# Help! How to fix my Apple earphones? (mic version)



## thepredestrian

Hi all
   
  I have an Apple in-ear earphone and its right side is not working. Im thinking of fixing it, but I dont know where to start
   
  1) How would I know its a jack issue or its the internal cable that is spoilt? Ive tried wigging the jack around but the right side still stays stubbornly mute. (If it was a jack problem, it should at least crackle and play intermittent music right?)
   
  2) If its the jack that has issues, how do i resolder it? ( I do know how to solder, but i was wondering if there are any extra wires in it since its a microphone version which i should be aware of)
   
  3) If its the wires that are causing this problem, anyone one who has re-cabled earphones of similar type before have any help/tips on how to open the earphone casing?
   
  All help is appreciated!


----------



## thepredestrian

Help! I could really do with some help here


----------



## Angelopsaro

Quote: 





thepredestrian said:


> Hi all
> 
> I have an Apple in-ear earphone and its right side is not working.
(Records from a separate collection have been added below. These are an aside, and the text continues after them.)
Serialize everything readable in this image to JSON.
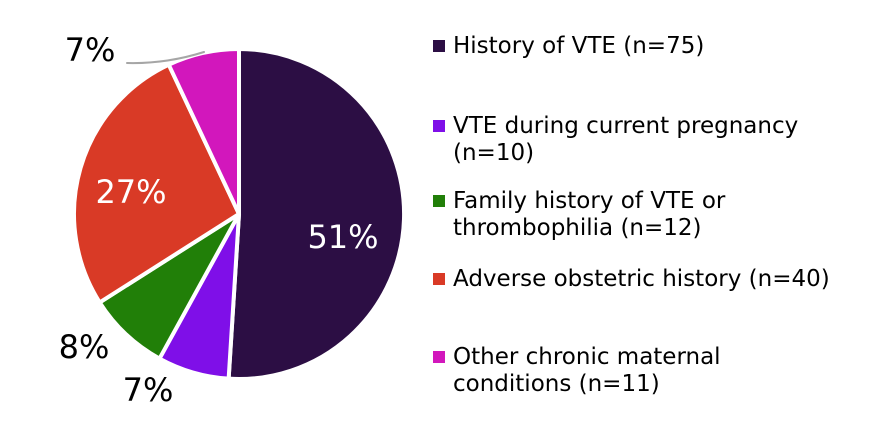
{
  "chart_data": {
    "type": "pie",
    "title": "",
    "legend_position": "right",
    "background_color": "#FFFFFF",
    "separator_color": "#FFFFFF",
    "leader_line_color": "#A6A6A6",
    "slices": [
      {
        "legend_label": "History of VTE (n=75)",
        "n": 75,
        "percent": 51,
        "percent_label": "51%",
        "color": "#2C0E44",
        "percent_label_color": "#FFFFFF",
        "label_placement": "inside"
      },
      {
        "legend_label": "VTE during current pregnancy\n(n=10)",
        "n": 10,
        "percent": 7,
        "percent_label": "7%",
        "color": "#7F0FE8",
        "percent_label_color": "#000000",
        "label_placement": "outside"
      },
      {
        "legend_label": "Family history of VTE or\nthrombophilia (n=12)",
        "n": 12,
        "percent": 8,
        "percent_label": "8%",
        "color": "#217F08",
        "percent_label_color": "#000000",
        "label_placement": "outside"
      },
      {
        "legend_label": "Adverse obstetric history (n=40)",
        "n": 40,
        "percent": 27,
        "percent_label": "27%",
        "color": "#D93A26",
        "percent_label_color": "#FFFFFF",
        "label_placement": "inside"
      },
      {
        "legend_label": "Other chronic maternal\nconditions (n=11)",
        "n": 11,
        "percent": 7,
        "percent_label": "7%",
        "color": "#D217BC",
        "percent_label_color": "#000000",
        "label_placement": "outside-with-leader"
      }
    ]
  }
}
Im thinking of fixing it, but I dont know where to start
> 
> ...


 

 I never tried this again, but i am doing it my self today for my soundmagic pl-30.
  First of all, you cant benefit from warranty?
   
  1) The most common problem is at the jack. The best way to start is by changing the jack in my opinion and then continue to the the earphone connections. I suggest you to do this first because its also easier and you could actually practice.
   
   
  2) There is issue here. I only know that a pair of iems should have 3 wires, left right and one for the grounding. You should cut the wire and see for your self.
   
  P.S the wires, when you get the job done should not touch to each other. If the 4 wires are insulated in one universal-black it will be harder to do it than if the wires are insulated in multiple cables. (check the fischer audio DBA-02)
   
Here is a how to guide to help you even more.


----------



## Angelopsaro

Heh just an update.
   
  My case worked more than i expected! i managed to achieve the desired sound. To do so, all tree wires must have a tied connection. Unfortunately my solder is broken so i cant finish the work and post final results.


----------



## thepredestrian

I managed to cut open the jack, and I see 5 wires: green, red, white, and 2 copper wires. I found out you need to get a special jack, the one with 3 rings at the tip (usually jacks only have 2 rings) The extra third ring is for the mic wire.
   
  However, I dont know which wire is R, L, Grnd, and for the mic. Anyone around here has done this before and know which colour wire is for which signal?
   
  Thanks so much in advance for any help


----------



## MadCow

Quote: 





thepredestrian said:


> However, I dont know which wire is R, L, Grnd, and for the mic. Anyone around here has done this before and know which colour wire is for which signal?


 


 If you have a multitester you can test all the wires with the jacks and know what's is connected to what.
   
  If you don't have a multitester, you should get one as it is a very useful tool for general DIY/electronics stuff.


----------



## thepredestrian

Ive gotten myself a multitester, only to realise that i needed to scrape away the insulation from the tiny wires before any real soldering/multitesting could work. The wires are super tiny, and almost impossible to remove the insulation (scraping it away using a penknife proved unsuccessful as the wires were so thin that they got cut away). I guess theres no wire stripper in the world that can strip away wires so thin. Seems like this is a lost cause.


----------



## MadCow

Well that sucks... and with wires that thin, no wonder they are so fragile.


----------



## soul05

just buy a new one from a website like dealextreme for less than 10 bucks if youre keen on sticking to the apple headset


----------



## midnightwalker

As far as I know,
   
  Green - Mic
  White - Left / Mono
  Red - Right
  Copper - Ground


----------